Philadelphia's Ensemble Novo celebrates the windswept melodies and perpetual-motion rhythms of Brazil. The five-piece band explores samba, bossa nova and Musica Popular Brazil through the language of improvisation, creating a sound that’s simultaneously propulsive and chill.
Ensemble Novo was formed by by music journalist and saxophonist Tom Moon, a former staffer at the Philadelphia Inquirer, longtime contributor to NPR’s All Things Considered and author of The New York Times bestseller 1000 Recordings To Hear Before You Die. The five-piece band was initially inspired by Stan Getz’s landmark bossa nova collaborations of the 1960s.

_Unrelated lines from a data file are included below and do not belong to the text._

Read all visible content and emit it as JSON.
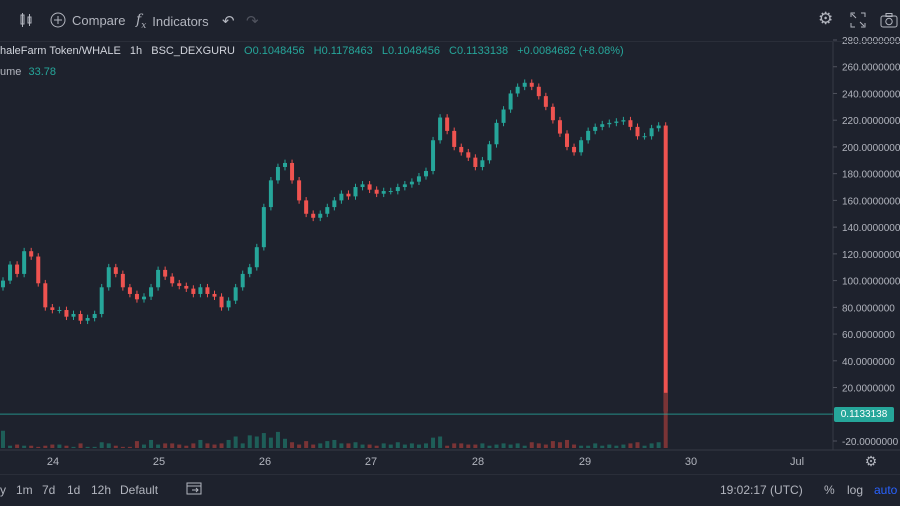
{
  "toolbar": {
    "compare_label": "Compare",
    "indicators_label": "Indicators",
    "icons": [
      "candles-icon",
      "plus-circle-icon",
      "fx-icon",
      "undo-icon",
      "redo-icon",
      "gear-icon",
      "fullscreen-icon",
      "camera-icon"
    ]
  },
  "legend": {
    "symbol": "haleFarm Token/WHALE",
    "interval": "1h",
    "exchange": "BSC_DEXGURU",
    "open": "O0.1048456",
    "high": "H0.1178463",
    "low": "L0.1048456",
    "close": "C0.1133138",
    "change": "+0.0084682 (+8.08%)"
  },
  "volume_legend": {
    "label": "ume",
    "value": "33.78"
  },
  "price_tag": "0.1133138",
  "bottom_bar": {
    "ranges": [
      "y",
      "1m",
      "7d",
      "1d",
      "12h",
      "Default"
    ],
    "time": "19:02:17 (UTC)",
    "percent_label": "%",
    "log_label": "log",
    "auto_label": "auto"
  },
  "colors": {
    "up": "#26a69a",
    "down": "#ef5350",
    "background": "#1e222d",
    "accent": "#2962ff"
  },
  "chart_data": {
    "type": "candlestick",
    "y_axis_labels": [
      "280.0000000",
      "260.0000000",
      "240.0000000",
      "220.0000000",
      "200.0000000",
      "180.0000000",
      "160.0000000",
      "140.0000000",
      "120.0000000",
      "100.0000000",
      "80.0000000",
      "60.0000000",
      "40.0000000",
      "20.0000000",
      "0.1133138",
      "-20.0000000"
    ],
    "x_axis_labels": [
      "24",
      "25",
      "26",
      "27",
      "28",
      "29",
      "30",
      "Jul"
    ],
    "ylim": [
      -22,
      283
    ],
    "candles_close": [
      100,
      112,
      105,
      122,
      118,
      98,
      80,
      78,
      78,
      73,
      75,
      70,
      72,
      75,
      95,
      110,
      105,
      95,
      90,
      86,
      88,
      95,
      108,
      103,
      98,
      96,
      94,
      90,
      95,
      90,
      88,
      80,
      85,
      95,
      105,
      110,
      125,
      155,
      175,
      185,
      188,
      175,
      160,
      150,
      147,
      150,
      155,
      160,
      165,
      163,
      170,
      172,
      168,
      165,
      167,
      167,
      170,
      172,
      174,
      178,
      182,
      205,
      222,
      212,
      200,
      196,
      192,
      185,
      190,
      202,
      218,
      228,
      240,
      245,
      248,
      245,
      238,
      230,
      220,
      210,
      200,
      196,
      205,
      212,
      215,
      217,
      218,
      219,
      220,
      215,
      208,
      208,
      214,
      216,
      2
    ],
    "volume": [
      15,
      2,
      3,
      2,
      2,
      1,
      2,
      3,
      3,
      2,
      1,
      4,
      1,
      1,
      5,
      4,
      2,
      1,
      1,
      6,
      3,
      7,
      3,
      4,
      4,
      3,
      2,
      4,
      7,
      4,
      3,
      4,
      7,
      10,
      4,
      11,
      10,
      13,
      9,
      14,
      8,
      5,
      3,
      6,
      3,
      4,
      6,
      7,
      4,
      4,
      5,
      3,
      3,
      2,
      4,
      3,
      5,
      3,
      4,
      3,
      4,
      9,
      10,
      2,
      4,
      4,
      3,
      3,
      4,
      2,
      3,
      4,
      3,
      4,
      2,
      5,
      4,
      3,
      6,
      5,
      7,
      3,
      2,
      2,
      4,
      2,
      3,
      2,
      3,
      4,
      5,
      2,
      4,
      5,
      48
    ]
  }
}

As the group has evolved, its catalog of songs has grown to include expansive updates of early samba classics, sentimental radio ballads and progressive regional styles from Northeast Brazil. This Is Ensemble Novo, the band’s most recent EP, includes a lush string-orchestra treatment of the bossa nova classic “O Grande Amor,” and a hypnotic expansion of Edu Lobo’s fusion-era samba “Ponteio.”
Photography by Lisa Schaffer.
The roots of Ensemble Novo can be traced to a chance encounter at a jam session. Moon suggested a bossa nova, and guitarist Ryan McNeely, who was in his last semester in the music school at Temple University and had spent much of his college years studying Brazilian music, said "Which one?" McNeely and Moon began playing regularly, and pretty soon – after McNeely returned from his first visit to Brazil – Ensemble Novo was up and running with percussionist Jim Hamilton, a founding member of the popular Philly drum corps Alo Brazil, and vibraphonist Behn Gillece, an outstanding player and bandleader in his own right. Since its 2013 debut Blue Night, Ensemble Novo has released a series of acclaimed EPs, including Look To The Sky (2016) and Carinhoso (2021).
Whether playing originals or covers of alluring gems by Antonio Carlos Jobim, Egberto Gismonti, Ary Barroso or Milton Nascimento, Ensemble Novo creates a romantic ambience – the crystalline clarity of the vibraphone crossed with the husky introspection of tenor saxophone, the warmth of nylon string guitar woven into the crisp pulse of samba percussion. As is true of so much from Brazil, this is music that encourages dancing, but is equally suited to contemplative listening.
The Key, WXPN-FM’s music blog, described Ensemble Novo's music as “an inviting space of easygoing comfort, balmy and completely entrancing with rustling percussion and vibrantly subdued melodies.”